We are moving a couple of our major LoB SQL Servers to a VM cluster and I'm wondering how to best provision the new SQL Servers and SQL Server Instances for best performance and utilization. One idea I had was putting the main OLTP database in one instance with, let's say for example sake, access to all 16 GB of RAM, and another instance on the same server with the same all 16 GB. The second instance would contain a database used for nightly processes wich would need as much of that memory as it can get and isn't needed by the first DB/instance as data is pulled and manipulated within it. Anyways, after the nightly proccessing is done that entire chunk of memory used for instance/dtabase 2 can be freed up for instance/database 1. Now I'm not asking, will it miraculously free up 100% of the memory used by instance 2, but will Windows put memory pressure on the instances and balance the amount used and allocated to each based on need/use?

In case it matters they will be SQL Server 2008 R2 instances on Windows Server 2008 R2 with, again for the example's sake 16 GB of total system RAM available to the VM.

Thanks in advance for any and all input.

1 Answer 1


When Windows notifies that memory pressure occurs both instances will start trimming, until the memory pressure is lifted (no longer signaled by Windows). In general having to SQL instances compete over same memory is not working.
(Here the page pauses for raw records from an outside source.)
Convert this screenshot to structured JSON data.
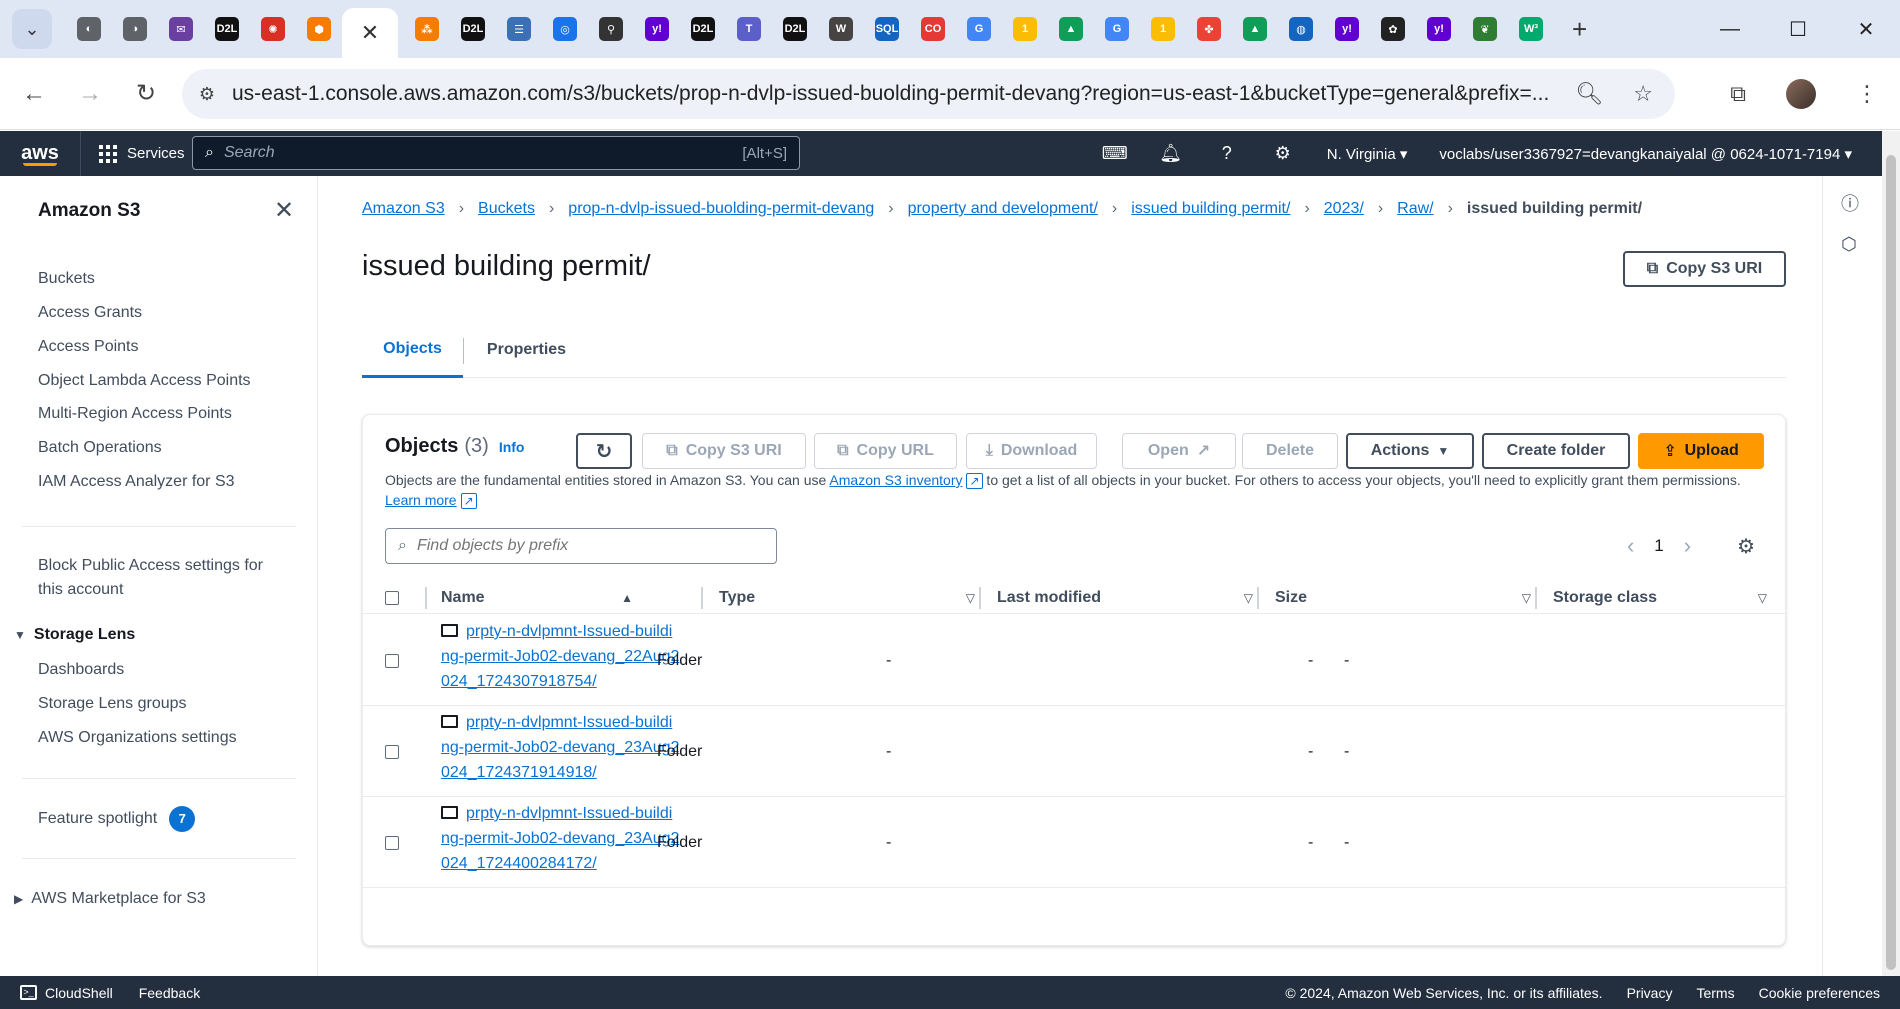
{
  "browser": {
    "tabs": [
      {
        "icon": "chrome-icon",
        "color": "#5f6368",
        "glyph": "◐"
      },
      {
        "icon": "globe-icon",
        "color": "#5f6368",
        "glyph": "◑"
      },
      {
        "icon": "mail-icon",
        "color": "#6b3fa0",
        "glyph": "✉"
      },
      {
        "icon": "d2l-icon",
        "color": "#111111",
        "glyph": "D2L"
      },
      {
        "icon": "wheel-icon",
        "color": "#d93025",
        "glyph": "✺"
      },
      {
        "icon": "cube-icon",
        "color": "#f57c00",
        "glyph": "⬢"
      },
      {
        "icon": "active-tab-close-icon",
        "active": true,
        "glyph": "✕"
      },
      {
        "icon": "triad-icon",
        "color": "#f57c00",
        "glyph": "⁂"
      },
      {
        "icon": "d2l-icon",
        "color": "#111111",
        "glyph": "D2L"
      },
      {
        "icon": "form-icon",
        "color": "#3b6fb6",
        "glyph": "☰"
      },
      {
        "icon": "spiral-icon",
        "color": "#1a73e8",
        "glyph": "◎"
      },
      {
        "icon": "bike-icon",
        "color": "#333333",
        "glyph": "⚲"
      },
      {
        "icon": "yahoo-icon",
        "color": "#6001d2",
        "glyph": "y!"
      },
      {
        "icon": "d2l-icon",
        "color": "#111111",
        "glyph": "D2L"
      },
      {
        "icon": "teams-icon",
        "color": "#5b5fc7",
        "glyph": "T"
      },
      {
        "icon": "d2l-icon",
        "color": "#111111",
        "glyph": "D2L"
      },
      {
        "icon": "wordpress-icon",
        "color": "#464342",
        "glyph": "W"
      },
      {
        "icon": "sql-icon",
        "color": "#1565c0",
        "glyph": "SQL"
      },
      {
        "icon": "coursera-icon",
        "color": "#e53935",
        "glyph": "CO"
      },
      {
        "icon": "google-icon",
        "color": "#4285f4",
        "glyph": "G"
      },
      {
        "icon": "one-icon",
        "color": "#fbbc04",
        "glyph": "1"
      },
      {
        "icon": "drive-icon",
        "color": "#0f9d58",
        "glyph": "▲"
      },
      {
        "icon": "google-icon",
        "color": "#4285f4",
        "glyph": "G"
      },
      {
        "icon": "one-icon",
        "color": "#fbbc04",
        "glyph": "1"
      },
      {
        "icon": "photos-icon",
        "color": "#ea4335",
        "glyph": "✤"
      },
      {
        "icon": "drive-icon",
        "color": "#0f9d58",
        "glyph": "▲"
      },
      {
        "icon": "globe-blue-icon",
        "color": "#1565c0",
        "glyph": "◍"
      },
      {
        "icon": "yahoo-icon",
        "color": "#6001d2",
        "glyph": "y!"
      },
      {
        "icon": "openai-icon",
        "color": "#222222",
        "glyph": "✿"
      },
      {
        "icon": "yahoo-icon",
        "color": "#6001d2",
        "glyph": "y!"
      },
      {
        "icon": "leaf-icon",
        "color": "#2e7d32",
        "glyph": "❦"
      },
      {
        "icon": "w3-icon",
        "color": "#04aa6d",
        "glyph": "W³"
      }
    ],
    "new_tab": "+",
    "url": "us-east-1.console.aws.amazon.com/s3/buckets/prop-n-dvlp-issued-buolding-permit-devang?region=us-east-1&bucketType=general&prefix=..."
  },
  "aws": {
    "logo": "aws",
    "services_label": "Services",
    "search_placeholder": "Search",
    "search_shortcut": "[Alt+S]",
    "region": "N. Virginia ▾",
    "account": "voclabs/user3367927=devangkanaiyalal @ 0624-1071-7194 ▾"
  },
  "sidebar": {
    "title": "Amazon S3",
    "items": [
      "Buckets",
      "Access Grants",
      "Access Points",
      "Object Lambda Access Points",
      "Multi-Region Access Points",
      "Batch Operations",
      "IAM Access Analyzer for S3"
    ],
    "block_public_1": "Block Public Access settings for",
    "block_public_2": "this account",
    "storage_lens": "Storage Lens",
    "lens_items": [
      "Dashboards",
      "Storage Lens groups",
      "AWS Organizations settings"
    ],
    "feature_spotlight": "Feature spotlight",
    "feature_count": "7",
    "marketplace": "AWS Marketplace for S3"
  },
  "breadcrumb": {
    "items": [
      "Amazon S3",
      "Buckets",
      "prop-n-dvlp-issued-buolding-permit-devang",
      "property and development/",
      "issued building permit/",
      "2023/",
      "Raw/"
    ],
    "current": "issued building permit/"
  },
  "page": {
    "title": "issued building permit/",
    "copy_uri": "Copy S3 URI",
    "tabs": [
      "Objects",
      "Properties"
    ]
  },
  "objects": {
    "heading": "Objects",
    "count": "(3)",
    "info": "Info",
    "buttons": {
      "copy_uri": "Copy S3 URI",
      "copy_url": "Copy URL",
      "download": "Download",
      "open": "Open",
      "delete": "Delete",
      "actions": "Actions",
      "create_folder": "Create folder",
      "upload": "Upload"
    },
    "desc_1": "Objects are the fundamental entities stored in Amazon S3. You can use ",
    "desc_link": "Amazon S3 inventory",
    "desc_2": " to get a list of all objects in your bucket. For others to access your objects, you'll need to explicitly grant them permissions. ",
    "desc_learn": "Learn more",
    "search_placeholder": "Find objects by prefix",
    "page": "1",
    "columns": [
      "Name",
      "Type",
      "Last modified",
      "Size",
      "Storage class"
    ],
    "rows": [
      {
        "name": "prpty-n-dvlpmnt-Issued-building-permit-Job02-devang_22Aug2024_1724307918754/",
        "type": "Folder",
        "modified": "-",
        "size": "-",
        "class": "-"
      },
      {
        "name": "prpty-n-dvlpmnt-Issued-building-permit-Job02-devang_23Aug2024_1724371914918/",
        "type": "Folder",
        "modified": "-",
        "size": "-",
        "class": "-"
      },
      {
        "name": "prpty-n-dvlpmnt-Issued-building-permit-Job02-devang_23Aug2024_1724400284172/",
        "type": "Folder",
        "modified": "-",
        "size": "-",
        "class": "-"
      }
    ]
  },
  "footer": {
    "cloudshell": "CloudShell",
    "feedback": "Feedback",
    "copyright": "© 2024, Amazon Web Services, Inc. or its affiliates.",
    "privacy": "Privacy",
    "terms": "Terms",
    "cookies": "Cookie preferences"
  }
}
And same goes for CPU, the two instances will compete over the same CPU cycles and nether will be happy.

A much better idea is to host both the OLTP and the nightly processing instances in a single instance, in which case SQL Server can balance out the resources much better. You can even let SQL balance the resources between the two workloads using the Resource Governor.

The only scenario that would warrant separate instances is a very very strong security deterrent that requires the instances to be isolated (ie. the OLTP admins cannot be admins of the nightly process one). In that case I would recommend two separate VMs rather than two instances on a single VM.